Berita Akuntansi
![]()
Asosiasi Profesi Harus Dukung Penertiban Jasa Akuntan
iaiglobal.or.id, 23 Mei 2012
Seluruh unsur asosiasi profesi akuntan di Indonesia harus bersatu mendukung revisi Keputusan Menteri Keuangan (KMK) Nomor 331/KMK.017/1999 tentang Penyelenggaraan Pendaftaran Akuntan Pada Register Negara yang digadang Pusat Pembinaan Akuntan dan Jasa Penilai (PPAJP) Kementerian Keuangan, agar akuntan nasional bisa mengejar ketertinggalan dan sejajar dengan akuntan dari negara lainnya. Bila tidak ada visi dan starategi bersama dari seluruh pemangku kepentingan, maka jumlah akuntan profesional dari Indonesia yang lahir akan tetap minim dan membuat akuntan asing semakin mudah untuk menyerang dan mendominasi industri akuntan dalam negeri.
Direktur Eksekutif Ikatan Akuntan Indonesia Elly Zarni Husin mengungkapkan Ikatan Akuntan Indonesia (IAI) sebagai organisasi profesi yang menaungi akuntan diseluruh Indonesia memiliki tanggung jawab profesi untuk turut berperan menjamin orang-orang yang bergelut di ranah keprofesian senantiasa memiliki kompetensi, integritas, serta kredibilitas. Dia mengatakan 51 ribu lebih pemegang register akuntan saat ini sudah seyogianya melakukan registrasi ulang untuk memastikan komitmen mereka dalam menekuni profesinya secara optimal, dengan menghasilkan kualitas pekerjaan terbaik dan keinginan menjaga kompetensinya dengan mengikuti Pendidikan Profesional Berkelanjutan.
“Akuntan profesional sebuah identitas dan mental untuk memberikan dedikasi terbaik bagi profesi. IAI berusaha terlibat aktif karena ingin profesi akuntan senantisa terhormat di mata publik dan memberi nilai tambah dalam bidang yang terkait pelaporan keuangan. Makanya, apabila diberi kepercayaan oleh Pemerintah, IAI akan siap memfasilitasi registrasi ulang semua pemegang register akuntan, bukan mensertifikasi ulang CPA. “Pemegang sertifikat akuntan publik (CPA) saat ini diharapkan tidak memiliki kekhawatiran berlebihan apabila kebijakan baru ini disetujui. Pasalnya, para CPA tentu telah memiliki pengalaman praktik di bidang akuntansi, sehingga gelar Akuntannya pasti dapat tetap dipertahankan apabila ketentuan baru yang diwacanakan saat ini segera diberlakukan ” ungkapnya.
Elly mengemukakan momentum untuk melakukan transformasi sudah tidak bisa ditawar-tawar lagi, karena Indonesia sudah menjadi pusat perhatian ekonomi dunia sebagai anggota G-20 dari kawasan Asia Tenggara.
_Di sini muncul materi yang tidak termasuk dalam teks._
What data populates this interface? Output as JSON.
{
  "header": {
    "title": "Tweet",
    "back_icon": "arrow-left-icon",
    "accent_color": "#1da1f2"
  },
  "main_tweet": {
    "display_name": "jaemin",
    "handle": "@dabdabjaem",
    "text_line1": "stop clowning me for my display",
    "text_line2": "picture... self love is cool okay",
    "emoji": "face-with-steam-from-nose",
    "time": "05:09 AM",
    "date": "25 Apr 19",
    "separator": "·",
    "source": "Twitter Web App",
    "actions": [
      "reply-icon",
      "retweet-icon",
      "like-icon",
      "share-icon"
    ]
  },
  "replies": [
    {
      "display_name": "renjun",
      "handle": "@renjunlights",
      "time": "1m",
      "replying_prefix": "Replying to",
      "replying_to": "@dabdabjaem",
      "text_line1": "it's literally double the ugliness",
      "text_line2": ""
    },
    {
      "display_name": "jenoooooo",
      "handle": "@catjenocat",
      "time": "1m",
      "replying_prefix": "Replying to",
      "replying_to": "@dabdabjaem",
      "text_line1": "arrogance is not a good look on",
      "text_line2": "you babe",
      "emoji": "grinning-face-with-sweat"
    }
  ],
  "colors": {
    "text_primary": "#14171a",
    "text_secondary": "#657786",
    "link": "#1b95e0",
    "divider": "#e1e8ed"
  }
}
Indonesia juga telah ditunjuk sebagai Pemimpin ASEAN pada tahun 2011 lalu, dan telah mendapat amanah sebagai leader Asia Pasific Economic Cooperation (APEC) pada 2013 mendatang. Tak hanya itu, gerbang ASEAN Free Trade Area (AFTA) 2015 juga bisa menjadi ancaman bila kesiapan stakeholders keprofesian kurang optimal.
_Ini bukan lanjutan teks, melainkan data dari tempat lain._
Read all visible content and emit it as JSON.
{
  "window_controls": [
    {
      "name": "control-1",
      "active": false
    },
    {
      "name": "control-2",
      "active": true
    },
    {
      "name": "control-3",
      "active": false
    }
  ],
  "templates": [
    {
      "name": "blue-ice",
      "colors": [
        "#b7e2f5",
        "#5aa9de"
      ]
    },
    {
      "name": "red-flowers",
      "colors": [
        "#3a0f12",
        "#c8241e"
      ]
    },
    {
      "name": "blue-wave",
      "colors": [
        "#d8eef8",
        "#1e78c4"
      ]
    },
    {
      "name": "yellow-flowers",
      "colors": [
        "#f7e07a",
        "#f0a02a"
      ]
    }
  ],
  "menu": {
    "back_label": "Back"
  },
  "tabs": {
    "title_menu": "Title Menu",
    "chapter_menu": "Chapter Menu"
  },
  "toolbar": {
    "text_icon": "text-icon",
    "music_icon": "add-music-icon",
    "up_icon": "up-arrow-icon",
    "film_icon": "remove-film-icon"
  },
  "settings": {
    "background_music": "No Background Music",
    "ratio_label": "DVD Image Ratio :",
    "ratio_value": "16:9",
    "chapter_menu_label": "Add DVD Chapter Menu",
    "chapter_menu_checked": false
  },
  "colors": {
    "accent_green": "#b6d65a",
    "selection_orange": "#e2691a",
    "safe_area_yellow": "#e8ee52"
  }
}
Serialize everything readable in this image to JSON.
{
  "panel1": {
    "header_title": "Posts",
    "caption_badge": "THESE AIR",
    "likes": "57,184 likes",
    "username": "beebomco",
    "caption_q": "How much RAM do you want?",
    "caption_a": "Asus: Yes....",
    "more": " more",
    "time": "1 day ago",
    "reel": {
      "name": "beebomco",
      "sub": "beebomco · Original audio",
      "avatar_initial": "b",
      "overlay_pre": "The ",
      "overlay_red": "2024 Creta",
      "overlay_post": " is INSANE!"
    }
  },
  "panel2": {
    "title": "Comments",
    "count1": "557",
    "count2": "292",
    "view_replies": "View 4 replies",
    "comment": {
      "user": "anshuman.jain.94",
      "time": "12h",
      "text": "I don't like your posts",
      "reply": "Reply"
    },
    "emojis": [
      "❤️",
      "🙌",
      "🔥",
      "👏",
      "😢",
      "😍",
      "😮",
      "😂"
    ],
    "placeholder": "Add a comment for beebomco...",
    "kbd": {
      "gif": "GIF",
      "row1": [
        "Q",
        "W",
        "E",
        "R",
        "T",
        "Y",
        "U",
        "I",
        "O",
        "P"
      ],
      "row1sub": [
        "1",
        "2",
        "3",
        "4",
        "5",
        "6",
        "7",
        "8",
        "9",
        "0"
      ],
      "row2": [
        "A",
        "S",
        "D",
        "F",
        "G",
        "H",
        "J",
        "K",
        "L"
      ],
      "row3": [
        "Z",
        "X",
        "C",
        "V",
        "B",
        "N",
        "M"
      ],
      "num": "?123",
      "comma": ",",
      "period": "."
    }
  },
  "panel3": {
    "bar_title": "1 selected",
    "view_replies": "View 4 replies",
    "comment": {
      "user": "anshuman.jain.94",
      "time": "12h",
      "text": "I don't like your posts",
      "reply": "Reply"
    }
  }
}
Makanya, ungkap Elly, kehadiran akuntan profesional yang memiliki kualifikasi sesuai standar dan benchmark internasional semakin penting dan starategis, dalam mewujudkan perekonomian nasional yang berdaya saing dengan penguatan SDM dalam negeri. Dia menilai wacana KMK pembinaan profesi akuntan akan membuat akuntan bekerja dengan standar kompetensi terbaik, mematuhi kode etik, serta konsistensi dalam penegakan disiplin keprofesian.
“Dengan adanya wacana KMK baru, diharapkan seseorang yang nantinya ingin mendapatkan gelar akuntan dapat memilih untuk menempuh jalur pendidikan profesi akuntansi seperti selama ini, atau mengikuti ujian profesi akuntan yang akan diselenggarakan IAI. Setelah diverifikasi pengalaman praktik di bidang akuntansi oleh IAI barulah mereka dapat mendaftar untuk memperoleh Register Negara untuk Akuntan.” ungkapnya.